James "Jimmy Henchman" Rosemond will reportedly serve two life sentences for ordering the murder of G-Unit affiliate Lowell "Lodi Mack" Fletcher in September 2009. Henchman ordered Fletcher's murder after he and Tony Yayo physically chastised Henchman's then 14-year-old son. After the verdict was handed down, Henchman wrote an open letter to AllHipHop.com where he addressed the details around his conviction, systemic injustice, and maintained his innocence.
Read the full letter below:
"This is America! I want to apologize to my family and my support system," Jimmy Henchman told AllHipHop. "Most importantly, to my son; When I asked you to intern as a 14 yr old at my office it was because I wanted you to see your father working and have a strong role model.
I wanted you to look up to brown and black people in boardrooms rather than in the streets. I was proud of the work I was doing. I never thought when I sent you on that errand, you would be surrounded and assaulted by 50 cent and four G-Unit grown men with guns for wearing a T-shirt.
My son I want you to know today - you did nothing wrong by coming to me and letting me know what happened to you. Any child that is under age should let their parents know if they are assaulted.
Sleep with a sound conscious knowing your father is not a murderer and you are not the blame for my incarceration. This is bigger than me or you. I to am a casualty.
When a trial isn’t about fact-finding to elicit the truth and condemn the guilty then it’s not about justice. My trial was about grabbing a headline and building a prosecutors personal career.
After three trials for this murder not one of the governments embellishing witnesses said that I told them to murder Lowell Fletcher; in fact, Brian McCleod, Khalil Abdullah and Jason Williams respectively stated they never had a conversation about the murder.
But even that consistent testimony would not deter credulous prosecutors from repeatedly trying this case.
Even after being phone tapped by a mendacious witness Muhammad Stewart for 2 years there was no evidence of a plot, conspiracy or “intent” (or mens rea) to commit murder for hire as charged.
I continue to maintain my innocence.
There is a sickness in this system. My trial was covered up and drown out with unrelated shootings, hip hop gang fairy tales and non-existing “rap wars” that never existed.

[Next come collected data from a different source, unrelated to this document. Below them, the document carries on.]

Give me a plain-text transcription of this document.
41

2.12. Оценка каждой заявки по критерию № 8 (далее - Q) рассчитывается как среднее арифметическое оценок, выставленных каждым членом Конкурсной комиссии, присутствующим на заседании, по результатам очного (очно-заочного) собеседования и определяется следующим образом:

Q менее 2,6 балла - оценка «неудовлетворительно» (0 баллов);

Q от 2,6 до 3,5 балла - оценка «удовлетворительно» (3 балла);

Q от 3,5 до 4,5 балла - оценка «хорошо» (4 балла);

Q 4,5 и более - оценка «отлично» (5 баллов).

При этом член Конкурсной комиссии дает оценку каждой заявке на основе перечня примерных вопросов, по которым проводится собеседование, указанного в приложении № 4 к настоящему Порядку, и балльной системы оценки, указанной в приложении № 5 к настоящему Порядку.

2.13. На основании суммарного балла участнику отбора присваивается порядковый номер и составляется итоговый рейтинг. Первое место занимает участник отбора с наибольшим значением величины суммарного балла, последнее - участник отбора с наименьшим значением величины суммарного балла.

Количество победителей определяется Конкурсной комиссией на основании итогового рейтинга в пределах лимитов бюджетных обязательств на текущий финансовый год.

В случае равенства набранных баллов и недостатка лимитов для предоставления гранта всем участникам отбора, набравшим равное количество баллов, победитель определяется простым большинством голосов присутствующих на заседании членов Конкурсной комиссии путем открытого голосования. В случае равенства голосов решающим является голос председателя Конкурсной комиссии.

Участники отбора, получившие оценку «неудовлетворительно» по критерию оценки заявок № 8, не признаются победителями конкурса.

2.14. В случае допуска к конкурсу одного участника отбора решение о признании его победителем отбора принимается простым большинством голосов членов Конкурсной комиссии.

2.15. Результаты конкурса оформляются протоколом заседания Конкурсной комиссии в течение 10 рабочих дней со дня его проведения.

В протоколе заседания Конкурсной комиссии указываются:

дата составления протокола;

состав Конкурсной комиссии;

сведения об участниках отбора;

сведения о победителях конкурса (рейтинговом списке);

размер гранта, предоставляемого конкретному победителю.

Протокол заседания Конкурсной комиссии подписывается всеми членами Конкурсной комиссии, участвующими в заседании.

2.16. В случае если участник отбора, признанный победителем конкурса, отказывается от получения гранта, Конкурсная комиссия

For any Black man being painted into that fantasy thug culture is a lethal concoction for a conviction and the prosecutors knew this. The prevalence of this injustice has sprung up grass root organizations to tackle systematic racism in the criminal justice system. Which result in mass incarceration and wrongful convictions disproportionately affecting black and brown people.
You would think black and brown people are the only ones that commit crimes because that is all I see. But this is America.”